Boo hoo. Self-pity got a person nowhere, and there were plenty of people worse off. I tugged up my big girl panties and accepted the great Chef Malachi Abram’s edict. But I wasn’t doing this anymore. “You know best. Do you want two weeks’ notice or want me gone now?” Without your finely grated freaking parsnips. See, I could be couth under pressure.
His face tightened, and he glared. He even looked handsome when pissed. “Can’t take constructive criticism?”
“Depends on who’s offering it. Chef. And if it’s accurate and not based on … something else.”
Looming over me, he leaned in, all musk and male. “That attitude won’t endear you to any executive chef in the business.”
“Or maybe just not to you.” I was vibrating, outraged. Because I had scored high on my ability to work well with others and there had been numerous opportunities and also chefs reputed to be difficult with no complaints. Peter was the prima donna understudy here, and we muddled through despite his wandering hands.
“Are you suggesting—”
If the size thirteen shoe fits…
I kept my stare on his, not willing to give in first. Tension deepened and stretched between us, thick as caramel.

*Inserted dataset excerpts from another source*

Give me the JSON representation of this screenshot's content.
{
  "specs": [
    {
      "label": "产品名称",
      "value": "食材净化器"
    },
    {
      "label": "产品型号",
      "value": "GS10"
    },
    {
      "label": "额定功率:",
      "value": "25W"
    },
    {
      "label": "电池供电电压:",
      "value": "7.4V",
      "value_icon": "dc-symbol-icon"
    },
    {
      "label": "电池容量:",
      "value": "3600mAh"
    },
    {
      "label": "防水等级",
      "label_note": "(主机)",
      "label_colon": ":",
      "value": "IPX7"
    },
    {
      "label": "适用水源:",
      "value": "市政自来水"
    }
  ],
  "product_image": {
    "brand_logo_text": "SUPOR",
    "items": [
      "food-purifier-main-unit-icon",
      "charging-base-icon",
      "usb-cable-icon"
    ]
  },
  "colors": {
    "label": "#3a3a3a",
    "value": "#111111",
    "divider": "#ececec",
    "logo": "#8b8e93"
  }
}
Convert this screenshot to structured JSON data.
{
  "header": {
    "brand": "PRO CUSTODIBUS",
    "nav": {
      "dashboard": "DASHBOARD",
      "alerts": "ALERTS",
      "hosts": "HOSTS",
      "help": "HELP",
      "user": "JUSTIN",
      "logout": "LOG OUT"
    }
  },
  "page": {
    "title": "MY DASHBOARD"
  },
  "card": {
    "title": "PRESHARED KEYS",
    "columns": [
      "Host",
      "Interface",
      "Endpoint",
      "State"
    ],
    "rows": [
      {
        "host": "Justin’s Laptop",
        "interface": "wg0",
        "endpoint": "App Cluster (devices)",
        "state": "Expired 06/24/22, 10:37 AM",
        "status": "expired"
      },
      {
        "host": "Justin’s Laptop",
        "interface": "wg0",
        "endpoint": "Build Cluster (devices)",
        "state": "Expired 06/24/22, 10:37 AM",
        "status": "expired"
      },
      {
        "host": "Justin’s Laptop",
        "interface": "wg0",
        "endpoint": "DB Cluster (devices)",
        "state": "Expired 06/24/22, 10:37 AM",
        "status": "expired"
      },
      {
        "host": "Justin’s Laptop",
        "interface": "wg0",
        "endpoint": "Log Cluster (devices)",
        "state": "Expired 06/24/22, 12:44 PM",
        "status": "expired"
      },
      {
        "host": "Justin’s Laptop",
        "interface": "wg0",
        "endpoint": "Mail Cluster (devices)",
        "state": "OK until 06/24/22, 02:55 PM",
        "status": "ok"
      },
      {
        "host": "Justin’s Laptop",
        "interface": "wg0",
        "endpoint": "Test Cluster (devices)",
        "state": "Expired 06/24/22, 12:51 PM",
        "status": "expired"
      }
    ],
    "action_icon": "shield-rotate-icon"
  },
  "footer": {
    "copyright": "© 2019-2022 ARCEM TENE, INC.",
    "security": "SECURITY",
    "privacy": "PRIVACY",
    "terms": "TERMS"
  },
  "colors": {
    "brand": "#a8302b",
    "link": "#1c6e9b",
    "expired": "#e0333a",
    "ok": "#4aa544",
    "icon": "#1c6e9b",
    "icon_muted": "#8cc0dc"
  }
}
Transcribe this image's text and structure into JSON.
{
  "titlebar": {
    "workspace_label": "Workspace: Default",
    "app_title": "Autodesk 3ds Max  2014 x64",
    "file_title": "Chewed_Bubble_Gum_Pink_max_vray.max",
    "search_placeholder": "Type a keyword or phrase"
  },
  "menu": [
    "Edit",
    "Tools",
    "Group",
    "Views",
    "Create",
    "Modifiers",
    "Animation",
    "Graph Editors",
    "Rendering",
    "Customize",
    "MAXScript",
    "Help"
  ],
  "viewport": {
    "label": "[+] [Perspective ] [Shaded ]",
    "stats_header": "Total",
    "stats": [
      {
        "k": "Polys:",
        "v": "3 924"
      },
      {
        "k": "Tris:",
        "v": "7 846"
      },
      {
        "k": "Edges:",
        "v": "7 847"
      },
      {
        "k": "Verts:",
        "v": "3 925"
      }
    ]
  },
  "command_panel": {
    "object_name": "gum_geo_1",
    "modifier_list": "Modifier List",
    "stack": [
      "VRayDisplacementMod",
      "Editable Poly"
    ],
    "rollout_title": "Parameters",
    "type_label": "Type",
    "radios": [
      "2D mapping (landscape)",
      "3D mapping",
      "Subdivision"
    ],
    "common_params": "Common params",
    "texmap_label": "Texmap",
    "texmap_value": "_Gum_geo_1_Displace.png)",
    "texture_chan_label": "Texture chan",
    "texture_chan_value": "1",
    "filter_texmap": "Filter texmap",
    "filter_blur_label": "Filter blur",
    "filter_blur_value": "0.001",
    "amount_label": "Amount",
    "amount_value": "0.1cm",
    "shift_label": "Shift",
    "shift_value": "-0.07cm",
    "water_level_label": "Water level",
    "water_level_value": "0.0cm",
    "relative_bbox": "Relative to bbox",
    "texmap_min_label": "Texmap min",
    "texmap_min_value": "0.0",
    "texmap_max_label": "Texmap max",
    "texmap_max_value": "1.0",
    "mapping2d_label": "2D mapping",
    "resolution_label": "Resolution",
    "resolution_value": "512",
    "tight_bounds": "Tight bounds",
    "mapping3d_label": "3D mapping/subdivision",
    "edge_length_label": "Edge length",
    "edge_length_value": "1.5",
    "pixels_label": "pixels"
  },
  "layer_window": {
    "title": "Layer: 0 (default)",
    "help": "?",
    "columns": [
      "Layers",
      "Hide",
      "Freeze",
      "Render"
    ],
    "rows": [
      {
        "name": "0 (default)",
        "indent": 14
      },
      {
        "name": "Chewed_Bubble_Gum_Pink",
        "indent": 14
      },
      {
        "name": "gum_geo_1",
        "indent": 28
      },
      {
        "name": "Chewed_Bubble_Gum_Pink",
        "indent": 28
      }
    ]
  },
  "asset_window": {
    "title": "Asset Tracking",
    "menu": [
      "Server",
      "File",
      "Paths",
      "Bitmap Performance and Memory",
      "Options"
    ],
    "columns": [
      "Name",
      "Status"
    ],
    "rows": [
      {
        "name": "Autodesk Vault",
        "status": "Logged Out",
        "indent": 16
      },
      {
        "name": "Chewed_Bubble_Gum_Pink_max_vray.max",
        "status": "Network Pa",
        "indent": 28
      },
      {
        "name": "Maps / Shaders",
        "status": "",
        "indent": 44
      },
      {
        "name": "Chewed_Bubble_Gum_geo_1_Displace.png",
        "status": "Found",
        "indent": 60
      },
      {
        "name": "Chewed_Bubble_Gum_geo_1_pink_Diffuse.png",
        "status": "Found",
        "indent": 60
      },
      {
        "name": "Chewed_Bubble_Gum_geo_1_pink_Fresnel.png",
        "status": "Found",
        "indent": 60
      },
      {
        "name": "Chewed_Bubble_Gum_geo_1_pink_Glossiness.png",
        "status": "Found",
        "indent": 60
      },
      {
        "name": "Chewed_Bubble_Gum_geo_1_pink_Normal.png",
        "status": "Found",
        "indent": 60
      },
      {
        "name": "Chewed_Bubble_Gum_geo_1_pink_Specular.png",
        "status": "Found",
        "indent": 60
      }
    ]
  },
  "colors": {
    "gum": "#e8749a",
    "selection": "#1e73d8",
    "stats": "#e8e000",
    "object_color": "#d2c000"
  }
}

Wonder of wonders, he took a deep breath and straightened. “Two weeks. And you ditch that ridiculous smock and wear what’s provided. Leave your knives at home.”
Because I couldn’t leave well enough alone or let him win, I retorted, “I’ll be further off the pace without them.”
His nostrils flared, and color streaked his high cheekbones, and for a moment, I debated making a break for it—or doing something else. Something way out of line. But he inclined his head with a jerk, then turned on his heel and stalked off.